Canada’s declining competition is driving up prices and profits.
Ottawa — A comprehensive analysis conducted by the Competition Bureau has revealed a concerning trend over the past two decades: a significant decline in competitive intensity across the Canadian economy, accompanied by rising profits and markups. The investigation, spanning from 2000 to 2020, utilizes data from Statistics Canada and insights provided by University of Toronto associate professor Matthew Osborne and his team, offering a detailed examination of market dynamics within Canada’s industries. The report’s findings underscore a weakened state of competition, with potentially far-reaching economic implications.
Declining Competitive Intensity: A Two-Decade Trend
The core of the Competition Bureau’s report centers on the demonstrable decrease in competitive intensity observed across a broad range of Canadian industries between 2000 and 2020. This decline isn’t simply a statistical anomaly; it represents a fundamental shift in the economic landscape. Associate Deputy Commissioner Alexa Gendron-O’Donnell, during a media briefing, stated the bureau’s top-line finding: “There has been a concerning decline in competitive intensity across the Canadian economy from 2000 to 2020.” The analysis revealed a notable progression, with the most concentrated industries becoming even more concentrated over the period. This means fewer and fewer companies were vying for dominance in many sectors, ultimately reducing the pressure on businesses to innovate, lower prices, and offer consumers greater choice. The shift toward higher concentration is a critical indicator of a less dynamic and competitive marketplace.
Increasing Concentrations and Market Dominance
Between 2005 and 2018, the number of industries classified as “highly concentrated” dramatically increased, highlighting the consolidation of market power. This wasn’t just a few isolated cases; it was a systemic problem affecting multiple sectors of the Canadian economy. The bureau’s findings suggest a weakening of the forces that promote competition – the disruptive influence of new entrants, the pressure to drive down costs, and the incentive to innovate. The increased concentration reflects a situation where a smaller number of large companies hold a greater share of the market, potentially leading to higher prices and reduced consumer options. This trend has significant implications for Canada’s long-term economic growth and vitality.
Rising Profits and Markups: A Parallel Phenomenon
Alongside the decline in competitive intensity, the report documented a parallel increase in both profits and markups.
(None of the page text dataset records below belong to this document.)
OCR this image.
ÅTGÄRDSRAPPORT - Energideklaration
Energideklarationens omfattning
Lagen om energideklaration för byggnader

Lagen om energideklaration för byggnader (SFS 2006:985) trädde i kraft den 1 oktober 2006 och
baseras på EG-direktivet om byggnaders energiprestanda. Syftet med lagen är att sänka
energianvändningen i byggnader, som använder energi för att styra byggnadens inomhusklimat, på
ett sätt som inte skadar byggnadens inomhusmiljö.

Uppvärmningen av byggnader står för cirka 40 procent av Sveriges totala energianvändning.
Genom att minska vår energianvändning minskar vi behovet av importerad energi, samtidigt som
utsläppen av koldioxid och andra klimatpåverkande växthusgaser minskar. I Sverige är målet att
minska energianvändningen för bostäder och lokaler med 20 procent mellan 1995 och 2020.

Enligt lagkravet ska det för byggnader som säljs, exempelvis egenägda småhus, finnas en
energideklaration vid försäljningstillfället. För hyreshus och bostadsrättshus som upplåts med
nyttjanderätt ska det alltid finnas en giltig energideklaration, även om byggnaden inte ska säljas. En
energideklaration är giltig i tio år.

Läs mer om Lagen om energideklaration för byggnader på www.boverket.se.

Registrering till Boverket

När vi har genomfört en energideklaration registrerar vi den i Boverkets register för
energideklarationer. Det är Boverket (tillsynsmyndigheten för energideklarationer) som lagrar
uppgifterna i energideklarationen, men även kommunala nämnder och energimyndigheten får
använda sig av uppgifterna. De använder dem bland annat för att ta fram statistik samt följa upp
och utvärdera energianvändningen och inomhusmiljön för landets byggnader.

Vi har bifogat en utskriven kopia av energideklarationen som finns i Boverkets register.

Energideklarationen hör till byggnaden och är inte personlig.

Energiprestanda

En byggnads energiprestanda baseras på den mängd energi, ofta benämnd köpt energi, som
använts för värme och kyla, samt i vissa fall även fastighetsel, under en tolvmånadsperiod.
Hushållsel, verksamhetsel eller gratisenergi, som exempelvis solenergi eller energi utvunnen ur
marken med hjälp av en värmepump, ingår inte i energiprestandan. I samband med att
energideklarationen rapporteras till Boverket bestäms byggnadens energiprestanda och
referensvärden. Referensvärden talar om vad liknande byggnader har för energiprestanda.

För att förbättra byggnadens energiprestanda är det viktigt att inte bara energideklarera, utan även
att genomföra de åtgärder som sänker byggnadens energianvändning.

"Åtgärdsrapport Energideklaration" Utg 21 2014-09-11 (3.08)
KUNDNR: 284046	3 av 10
The average markup across industries rose by 6.7 per cent between 2002 and 2018, while industries identified as having the highest estimated markups experienced an even more substantial increase – a rise of 12.5 per cent. This reinforces the suggestion that decreased competition has allowed businesses to extract greater value from consumers. When competition is weak, firms are better positioned to maintain, and even increase, their profit margins. The significant rise in markups underscores the economic consequences of reduced market dynamism.
Policy Implications and a Call for Action
The Competition Bureau’s report comes at a crucial juncture, coinciding with growing public and policy maker awareness of competition issues. The bureau has been advocating for more pro-competitive policies for some time, but recent attention – fueled by inflation concerns – has amplified the urgency. Deputy Commissioner Anthony Durocher noted that “we have seen that recently the Canadian public and policymakers are beginning to see this area as a priority.” The report’s findings provide a strong justification for a comprehensive overhaul of Canada’s competition law and the implementation of policies designed to invigorate competition. Commissioner Matthew Boswell emphasized the urgency: “Without the adoption of pro-competitive policies, Canada risks continuing down the road of declining competitive intensity. Taking action to increase competition will drive lower prices and make life more affordable for Canadians.” The federal government has recently introduced legislation to amend the Competition Act, suggesting a willingness to address this issue, though the full extent of the changes remains to be seen.
Conclusion: A Needed Reset for the Canadian Economy
Ultimately, the Competition Bureau’s report paints a concerning picture of a Canadian economy struggling with dampened competition and rising market concentration. The increasing profits and markups, coupled with the decline in competitive intensity, suggest a system that is vulnerable to further consolidation and potentially less responsive to consumer needs. The bureau’s call for pro-competitive policies represents a necessary step – a chance to reset the Canadian economy and restore a dynamic, competitive marketplace that benefits all Canadians.